Qchex argued that they didn't commit fraud, it was their users. The Court didn't buy this at all, noting that without any verification standards in place the fraud could not have taken place. The penalty imposed included a fine of over half a million dollars. This was all of Qchex profits in the last year.
The press release from the FTC is here, and there are links to the Court's opinion from the same page. The arguments raised by defendant are some of the most specious theories one can present in court with a straight face, if that. The Court disagreed with all of them.
February 9, 2009
UMG Loses Summary Judgment Motion on Safe Harbor Application
A case that may have some impact on the Viacom-Google litigation has some dim news for copyright holders. The litigation is between UMG Recordings, Inc., and Veoh Networks. UMG sued Veoh, for what else, copyright violation due to some UMG content showing up on Veoh. The Veoh service is similar to YouTube, though its users can download videos from the site in a variety of ways.
UMG argued in a summary judgment motion that Veoh did not qualify for the DMCA safe harbor protection because it does not simply act as storage at the direction of the user. Veoh converts uploaded video to Flash and a few other formats in certain circumstances and, gasp, makes them available. The Court shot this argument down saying that the automated conversion process for videos does not pre-empt safe harbor provisions given that Congress did not intend such a narrow reading of the law.

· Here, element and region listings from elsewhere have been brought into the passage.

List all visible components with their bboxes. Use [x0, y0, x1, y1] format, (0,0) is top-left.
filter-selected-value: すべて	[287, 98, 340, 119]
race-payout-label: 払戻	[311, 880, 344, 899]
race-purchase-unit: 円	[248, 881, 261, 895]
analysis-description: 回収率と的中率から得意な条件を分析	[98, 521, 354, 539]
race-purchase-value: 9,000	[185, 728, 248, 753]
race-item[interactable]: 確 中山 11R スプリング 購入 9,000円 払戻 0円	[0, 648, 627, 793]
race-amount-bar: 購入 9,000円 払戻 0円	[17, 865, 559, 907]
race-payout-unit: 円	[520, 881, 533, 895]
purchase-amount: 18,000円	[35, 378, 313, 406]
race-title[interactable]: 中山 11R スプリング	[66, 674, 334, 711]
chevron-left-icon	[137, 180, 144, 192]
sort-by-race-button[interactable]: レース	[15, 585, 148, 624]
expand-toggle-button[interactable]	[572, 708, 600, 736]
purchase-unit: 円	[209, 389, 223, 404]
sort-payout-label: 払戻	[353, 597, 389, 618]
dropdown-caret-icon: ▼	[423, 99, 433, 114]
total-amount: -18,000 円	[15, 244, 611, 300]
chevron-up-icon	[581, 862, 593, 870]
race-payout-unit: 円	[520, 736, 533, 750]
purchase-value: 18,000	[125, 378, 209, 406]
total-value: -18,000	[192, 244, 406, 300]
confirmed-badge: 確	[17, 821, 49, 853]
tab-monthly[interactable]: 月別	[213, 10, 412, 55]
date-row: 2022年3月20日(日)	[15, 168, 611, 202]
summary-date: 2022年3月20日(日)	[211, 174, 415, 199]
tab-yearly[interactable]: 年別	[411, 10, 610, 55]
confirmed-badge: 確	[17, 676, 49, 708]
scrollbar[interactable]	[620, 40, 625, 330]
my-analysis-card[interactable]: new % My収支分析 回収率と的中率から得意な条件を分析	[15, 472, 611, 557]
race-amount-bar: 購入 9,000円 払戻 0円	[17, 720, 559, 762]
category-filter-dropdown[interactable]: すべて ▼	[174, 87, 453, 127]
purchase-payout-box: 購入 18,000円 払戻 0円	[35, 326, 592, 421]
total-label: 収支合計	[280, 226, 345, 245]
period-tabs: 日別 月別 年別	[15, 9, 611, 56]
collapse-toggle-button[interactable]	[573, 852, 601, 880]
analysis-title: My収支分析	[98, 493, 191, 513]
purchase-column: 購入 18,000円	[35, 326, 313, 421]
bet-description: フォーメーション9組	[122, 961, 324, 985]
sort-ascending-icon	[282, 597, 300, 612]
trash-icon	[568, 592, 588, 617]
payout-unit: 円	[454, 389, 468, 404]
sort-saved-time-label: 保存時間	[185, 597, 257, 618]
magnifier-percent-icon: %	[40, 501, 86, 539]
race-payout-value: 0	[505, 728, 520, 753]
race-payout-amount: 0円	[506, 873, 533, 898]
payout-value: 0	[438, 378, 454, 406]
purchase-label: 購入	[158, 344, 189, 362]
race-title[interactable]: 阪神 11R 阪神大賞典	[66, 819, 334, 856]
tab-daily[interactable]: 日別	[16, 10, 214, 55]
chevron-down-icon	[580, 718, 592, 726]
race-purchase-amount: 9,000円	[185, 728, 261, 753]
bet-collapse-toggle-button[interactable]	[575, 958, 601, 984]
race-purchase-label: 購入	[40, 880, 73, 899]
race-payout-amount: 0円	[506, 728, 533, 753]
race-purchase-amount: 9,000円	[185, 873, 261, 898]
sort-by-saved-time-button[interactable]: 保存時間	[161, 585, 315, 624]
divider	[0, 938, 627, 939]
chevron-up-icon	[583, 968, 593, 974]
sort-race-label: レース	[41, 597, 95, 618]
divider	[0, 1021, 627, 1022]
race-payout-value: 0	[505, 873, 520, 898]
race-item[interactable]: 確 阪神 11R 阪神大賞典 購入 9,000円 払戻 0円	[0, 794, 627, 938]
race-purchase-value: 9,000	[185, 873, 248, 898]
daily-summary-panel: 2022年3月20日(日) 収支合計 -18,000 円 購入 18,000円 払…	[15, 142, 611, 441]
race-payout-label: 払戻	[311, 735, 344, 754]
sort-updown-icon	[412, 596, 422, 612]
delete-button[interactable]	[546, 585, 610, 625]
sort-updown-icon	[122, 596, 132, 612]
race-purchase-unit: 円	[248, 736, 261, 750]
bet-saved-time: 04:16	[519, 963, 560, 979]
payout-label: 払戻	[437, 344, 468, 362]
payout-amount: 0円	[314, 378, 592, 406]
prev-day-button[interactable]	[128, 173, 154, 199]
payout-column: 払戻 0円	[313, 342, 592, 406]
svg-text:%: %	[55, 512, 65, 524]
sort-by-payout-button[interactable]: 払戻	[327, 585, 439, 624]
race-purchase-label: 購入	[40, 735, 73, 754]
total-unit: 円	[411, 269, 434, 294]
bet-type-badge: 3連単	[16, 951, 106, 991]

UMG cited five videos for copyright violation, but did not bring them to the attention to Veoh through the take-down notice system established by the statute. The Court also noted that once a defendant such as Veoh became independently aware of infringing material it had a duty to disable access or remove the infringing content. Veoh did follow through on these videos by removing access to them once it became aware of their status.

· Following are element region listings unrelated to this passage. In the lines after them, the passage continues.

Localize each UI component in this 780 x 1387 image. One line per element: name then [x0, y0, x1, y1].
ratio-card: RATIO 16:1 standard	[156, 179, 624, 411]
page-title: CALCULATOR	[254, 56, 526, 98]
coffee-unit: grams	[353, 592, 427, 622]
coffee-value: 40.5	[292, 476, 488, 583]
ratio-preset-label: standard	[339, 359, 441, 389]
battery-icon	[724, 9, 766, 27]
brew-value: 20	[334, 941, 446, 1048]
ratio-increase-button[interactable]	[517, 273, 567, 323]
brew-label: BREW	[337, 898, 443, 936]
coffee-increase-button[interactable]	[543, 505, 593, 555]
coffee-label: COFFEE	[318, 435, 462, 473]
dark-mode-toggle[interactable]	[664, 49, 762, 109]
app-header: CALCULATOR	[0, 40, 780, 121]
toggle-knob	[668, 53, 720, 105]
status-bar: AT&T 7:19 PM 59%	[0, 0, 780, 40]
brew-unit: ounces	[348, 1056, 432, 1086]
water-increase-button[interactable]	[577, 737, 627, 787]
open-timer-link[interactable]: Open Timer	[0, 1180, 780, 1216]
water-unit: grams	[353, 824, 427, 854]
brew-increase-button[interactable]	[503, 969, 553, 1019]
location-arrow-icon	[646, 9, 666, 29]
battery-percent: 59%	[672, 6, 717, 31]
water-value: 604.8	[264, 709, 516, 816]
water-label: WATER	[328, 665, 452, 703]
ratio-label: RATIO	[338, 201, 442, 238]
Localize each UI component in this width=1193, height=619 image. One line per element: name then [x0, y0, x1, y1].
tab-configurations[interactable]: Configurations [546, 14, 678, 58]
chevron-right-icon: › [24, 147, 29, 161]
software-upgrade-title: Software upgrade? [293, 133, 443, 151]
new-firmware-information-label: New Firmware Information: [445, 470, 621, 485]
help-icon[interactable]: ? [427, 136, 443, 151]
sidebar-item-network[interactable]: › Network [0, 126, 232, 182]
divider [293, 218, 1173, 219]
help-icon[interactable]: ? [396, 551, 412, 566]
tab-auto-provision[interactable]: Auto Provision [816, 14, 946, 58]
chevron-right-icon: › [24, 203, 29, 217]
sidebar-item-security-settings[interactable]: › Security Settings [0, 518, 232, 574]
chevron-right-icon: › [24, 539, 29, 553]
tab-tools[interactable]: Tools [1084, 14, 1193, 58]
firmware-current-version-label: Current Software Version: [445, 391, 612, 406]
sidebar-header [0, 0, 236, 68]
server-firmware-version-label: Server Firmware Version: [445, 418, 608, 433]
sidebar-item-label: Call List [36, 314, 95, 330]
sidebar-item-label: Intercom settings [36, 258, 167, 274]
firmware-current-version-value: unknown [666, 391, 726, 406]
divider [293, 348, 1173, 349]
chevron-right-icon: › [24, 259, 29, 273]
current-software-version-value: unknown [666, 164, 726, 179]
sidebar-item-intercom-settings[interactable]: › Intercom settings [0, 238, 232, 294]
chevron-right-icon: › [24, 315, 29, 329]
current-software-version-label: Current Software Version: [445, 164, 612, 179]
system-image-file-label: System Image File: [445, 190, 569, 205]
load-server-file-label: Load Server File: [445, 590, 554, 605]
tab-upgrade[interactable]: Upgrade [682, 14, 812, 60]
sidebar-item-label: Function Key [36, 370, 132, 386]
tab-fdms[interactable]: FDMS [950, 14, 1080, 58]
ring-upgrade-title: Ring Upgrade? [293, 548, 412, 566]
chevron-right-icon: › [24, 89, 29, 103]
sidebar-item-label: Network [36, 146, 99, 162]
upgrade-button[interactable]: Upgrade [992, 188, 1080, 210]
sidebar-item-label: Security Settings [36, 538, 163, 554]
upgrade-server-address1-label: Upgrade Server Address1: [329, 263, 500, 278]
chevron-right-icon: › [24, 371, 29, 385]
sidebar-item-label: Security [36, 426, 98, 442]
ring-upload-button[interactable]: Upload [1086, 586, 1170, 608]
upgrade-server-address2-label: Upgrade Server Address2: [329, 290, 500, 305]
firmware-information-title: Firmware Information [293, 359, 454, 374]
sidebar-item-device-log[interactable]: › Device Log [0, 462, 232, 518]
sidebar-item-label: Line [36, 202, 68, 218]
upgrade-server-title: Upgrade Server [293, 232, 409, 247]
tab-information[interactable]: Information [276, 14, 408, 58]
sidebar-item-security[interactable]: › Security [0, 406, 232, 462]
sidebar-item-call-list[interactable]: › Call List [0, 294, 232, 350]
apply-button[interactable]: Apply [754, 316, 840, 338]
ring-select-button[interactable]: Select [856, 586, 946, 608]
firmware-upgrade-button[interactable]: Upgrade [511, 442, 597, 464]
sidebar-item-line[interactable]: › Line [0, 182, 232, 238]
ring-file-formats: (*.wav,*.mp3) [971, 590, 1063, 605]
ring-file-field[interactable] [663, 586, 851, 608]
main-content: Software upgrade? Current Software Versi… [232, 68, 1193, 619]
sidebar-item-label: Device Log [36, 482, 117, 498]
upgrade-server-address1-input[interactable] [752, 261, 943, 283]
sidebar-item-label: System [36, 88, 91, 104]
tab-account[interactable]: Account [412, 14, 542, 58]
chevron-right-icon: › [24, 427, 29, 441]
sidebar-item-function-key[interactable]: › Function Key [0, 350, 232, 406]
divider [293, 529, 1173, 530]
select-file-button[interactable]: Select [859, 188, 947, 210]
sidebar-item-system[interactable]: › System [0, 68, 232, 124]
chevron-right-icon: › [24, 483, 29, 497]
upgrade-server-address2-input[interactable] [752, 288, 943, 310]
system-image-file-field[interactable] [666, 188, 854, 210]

The Court described the notice system Congress created as "cooperative." Content owners are upset that the Internet is exempt from infringing liability when other distribution channels are not. The Court here so noted but said that is the scheme Congress created for the Internet, and Veoh qualifies for safe harbor protection. As the Court stated in footnote 6 of the opinion:
UMG argues that under Veoh's analysis of the statute “acts that would never be permissible outside the online context would be somehow immunized from liability as long as they were done with a computer.”Motion at 15-16. How-ever, in enacting the definition of “service pro-vider” for purposes of § 512(c) that is set forth in § 512(k)(1)(B), Congress explicitly noted that “A broadcaster or cable television system or satellite television service would not qualify, except to the extent it performs functions covered by [section 512(c) ].”H.R. Rep. 105-551(II)at p.64.

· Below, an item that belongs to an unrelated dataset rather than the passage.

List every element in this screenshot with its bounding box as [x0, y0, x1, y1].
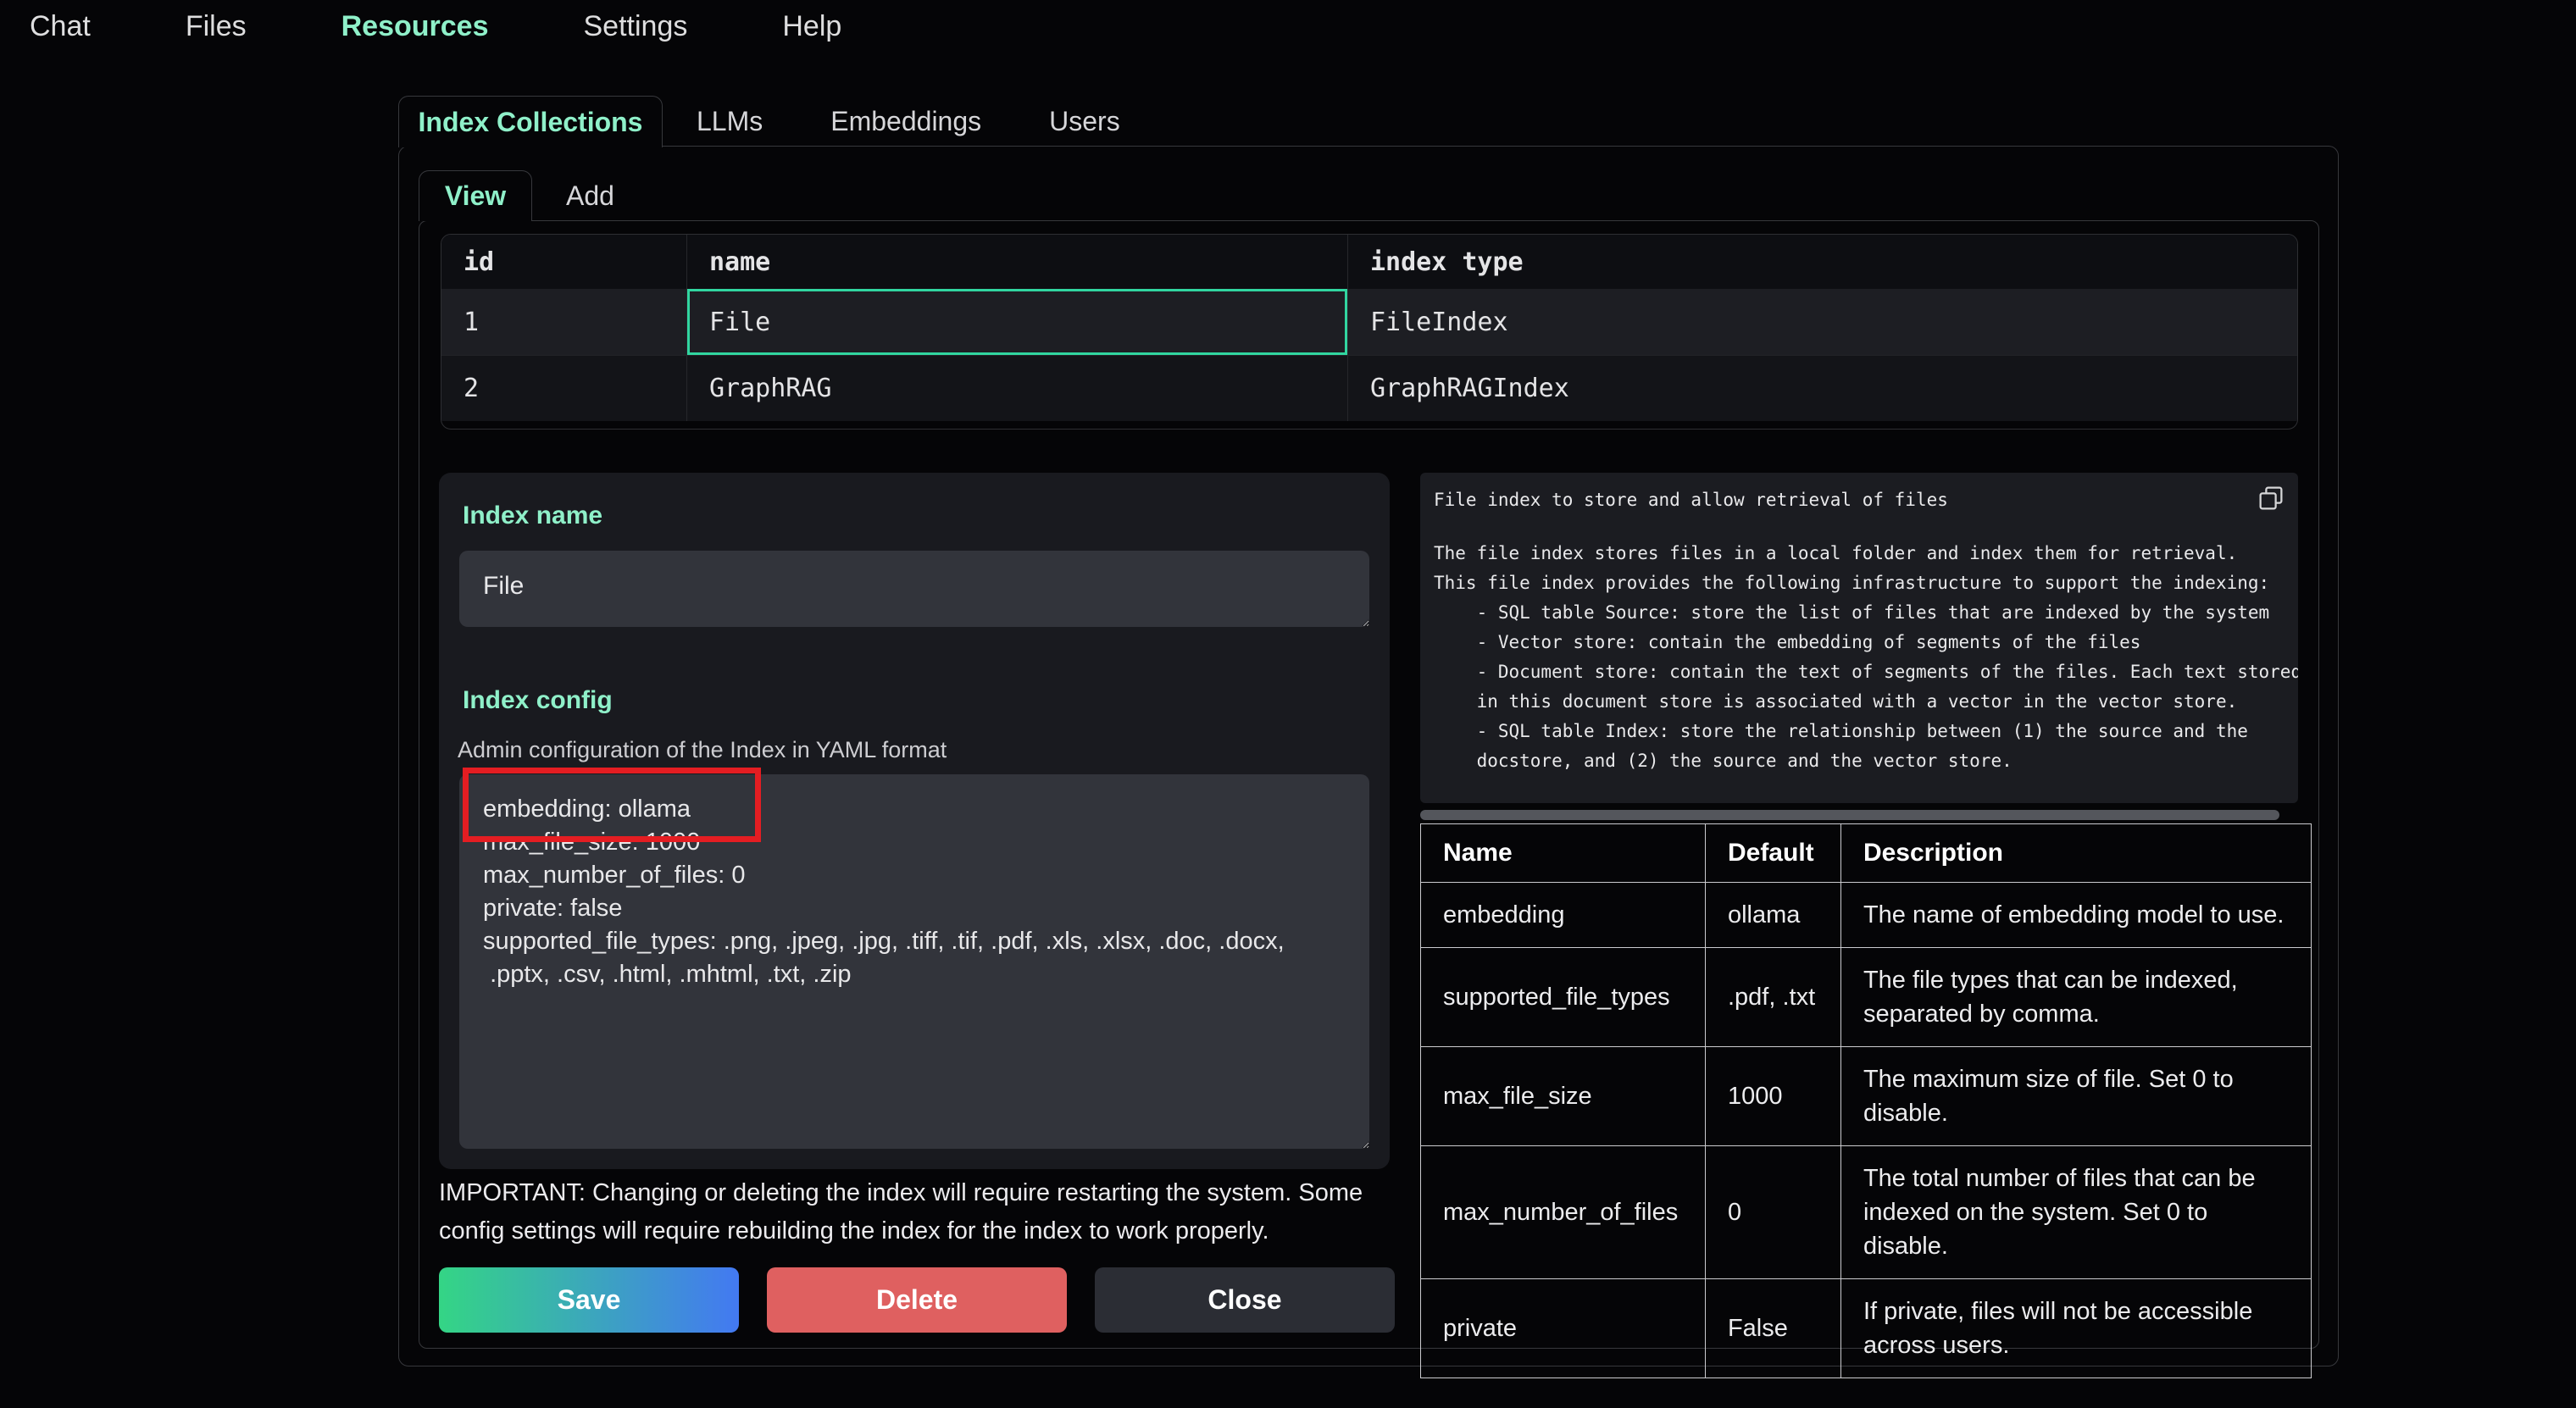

This is the system Congress set up when the act was passed. Internet sites are treated differently from other distribution channels due to the volume and interactive nature of the medium. A satellite or cable provider does not let the general public upload video to the system for general distribution. Even public access shows are scrutinized to some extent to eliminate copyright and obscenity issues, though sometimes this kind of materials sneak through. Content owners should get used to the idea that this is the methodology that they must follow to police their copyrights. If they don't like the model, they should get Congress to change the law.
The case is UMG Recordings v. Veoh Networks, Inc. (C.D. Cal. Dec. 29, 2008), 2008 WL 5423841.